VII. Examining the BLAST Results

  1. When the BLAST results are ready, the page will reload showing the name of the organism, the query and subject coverage, the score and the E value. Depending on the type of BLAST selected, researchers will also see locus tags, gene symbols and functional descriptions for the features, or information about the genomic contigs. Step 11
  2. Clicking on a single check box in front of a specific return will do two things. It will populate the vertical green bar with all the possible downstream analysis tools or processes that can be deployed with that selection. With a single choice, those possibilities include;
  • The ability to download information on the sequence
  • The fasta file (protein or nucleotide)
  • The ability to look at other identifiers linked to the gene by the ID Mapping tool, what pathway includes the selected gene
  • An ability to either create a new group that includes the feature, or to add it to an existing group,
  • A direct link to the genome landing page that the feature belongs to.
  • A direct link to the feature landing page for that gene or protein. When a single result is selected, the information about that specific choice also appears beyond the green bar. Step 12
  1. Clicking on multiple check boxes will also populate the vertical green bar with the downstream analysis tools or processes. These are similar to those enabled when a single return was selected, with a few differences that include:
  • The ability to generate a multiple sequence alignment (MSA)
  • The ability to go to a specific landing page that summarizes all the data across the selected features (Features icon)
  • The ability to go to a specific landing page that summarizes all the data across the genomes that contain the selected features (Genomes icon) Step 13
  1. Some examples of downstream process are demonstrated, specifically obtaining sequences, generating gene trees/multiple sequence alignment, and the summarization of selected genes on a KEGG pathway map.
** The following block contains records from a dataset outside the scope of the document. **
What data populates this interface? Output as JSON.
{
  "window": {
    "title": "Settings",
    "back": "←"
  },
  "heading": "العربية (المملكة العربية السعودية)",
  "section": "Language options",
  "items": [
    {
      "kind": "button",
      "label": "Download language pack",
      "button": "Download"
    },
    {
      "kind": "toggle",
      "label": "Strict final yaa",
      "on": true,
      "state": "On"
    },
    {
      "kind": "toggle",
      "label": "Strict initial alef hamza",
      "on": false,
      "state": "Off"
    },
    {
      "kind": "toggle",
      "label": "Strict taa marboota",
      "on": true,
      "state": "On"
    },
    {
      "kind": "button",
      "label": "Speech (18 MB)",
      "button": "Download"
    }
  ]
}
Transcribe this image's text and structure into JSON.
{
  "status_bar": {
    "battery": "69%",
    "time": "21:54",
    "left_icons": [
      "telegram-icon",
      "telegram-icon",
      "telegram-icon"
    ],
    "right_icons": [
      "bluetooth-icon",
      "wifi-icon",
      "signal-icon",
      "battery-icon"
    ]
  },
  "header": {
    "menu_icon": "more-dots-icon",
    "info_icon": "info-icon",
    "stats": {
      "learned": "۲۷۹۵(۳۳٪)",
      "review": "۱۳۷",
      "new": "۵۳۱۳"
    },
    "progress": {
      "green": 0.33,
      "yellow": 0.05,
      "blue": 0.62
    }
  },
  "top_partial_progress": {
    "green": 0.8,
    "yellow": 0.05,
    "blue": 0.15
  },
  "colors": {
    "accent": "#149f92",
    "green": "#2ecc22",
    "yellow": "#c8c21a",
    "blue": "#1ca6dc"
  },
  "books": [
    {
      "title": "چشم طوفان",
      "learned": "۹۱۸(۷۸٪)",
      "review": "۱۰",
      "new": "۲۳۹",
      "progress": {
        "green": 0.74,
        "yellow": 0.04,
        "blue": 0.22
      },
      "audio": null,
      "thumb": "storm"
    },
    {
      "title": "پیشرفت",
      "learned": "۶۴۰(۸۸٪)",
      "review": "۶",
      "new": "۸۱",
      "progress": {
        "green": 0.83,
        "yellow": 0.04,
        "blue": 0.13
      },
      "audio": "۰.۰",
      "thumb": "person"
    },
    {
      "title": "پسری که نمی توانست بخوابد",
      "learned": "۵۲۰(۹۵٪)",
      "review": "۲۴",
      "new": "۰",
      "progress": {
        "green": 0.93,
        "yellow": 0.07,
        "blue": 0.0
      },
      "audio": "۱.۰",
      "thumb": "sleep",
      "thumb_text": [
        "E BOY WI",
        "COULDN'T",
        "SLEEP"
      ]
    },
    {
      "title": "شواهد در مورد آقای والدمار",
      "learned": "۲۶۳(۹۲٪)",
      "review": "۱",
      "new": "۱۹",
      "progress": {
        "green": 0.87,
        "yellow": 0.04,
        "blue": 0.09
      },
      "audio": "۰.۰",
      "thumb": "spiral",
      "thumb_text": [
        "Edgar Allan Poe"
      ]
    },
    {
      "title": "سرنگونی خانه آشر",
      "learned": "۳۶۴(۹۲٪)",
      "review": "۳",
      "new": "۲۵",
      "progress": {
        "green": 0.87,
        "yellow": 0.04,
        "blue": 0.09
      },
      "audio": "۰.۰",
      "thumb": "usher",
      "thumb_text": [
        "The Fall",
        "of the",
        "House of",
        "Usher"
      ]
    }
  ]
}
Step 14

VIII. Submitting Another BLAST Job

  1. At the top of the BLAST result page, researchers can click on the Edit from and resubmit button to initiate another BLAST job Step 15
  2. This will reload the page, showing the original parameters used for the first BLAST job. These can be adjusted, with a second job submitted by clicking the Search button at the bottom of the page. Step 16

References

  1. Boratyn, G.M., Camacho, C., Cooper, P.S., Coulouris, G., Fong, A., Ma, N., Madden, T.L., Matten, W.T., McGinnis, S.D., Merezhuk, Y. et al. (2013) BLAST: a more efficient report with usability improvements. Nucleic acids research, 41, W29-33.
  2. O'Leary, N.A., Wright, M.W., Brister, J.R., Ciufo, S., Haddad, D., McVeigh, R., Rajput, B., Robbertse, B., Smith-White, B., Ako-Adjei, D. et al. (2016) Reference sequence (RefSeq) database at NCBI: current status, taxonomic expansion, and functional annotation. Nucleic acids research, 44, D733-745.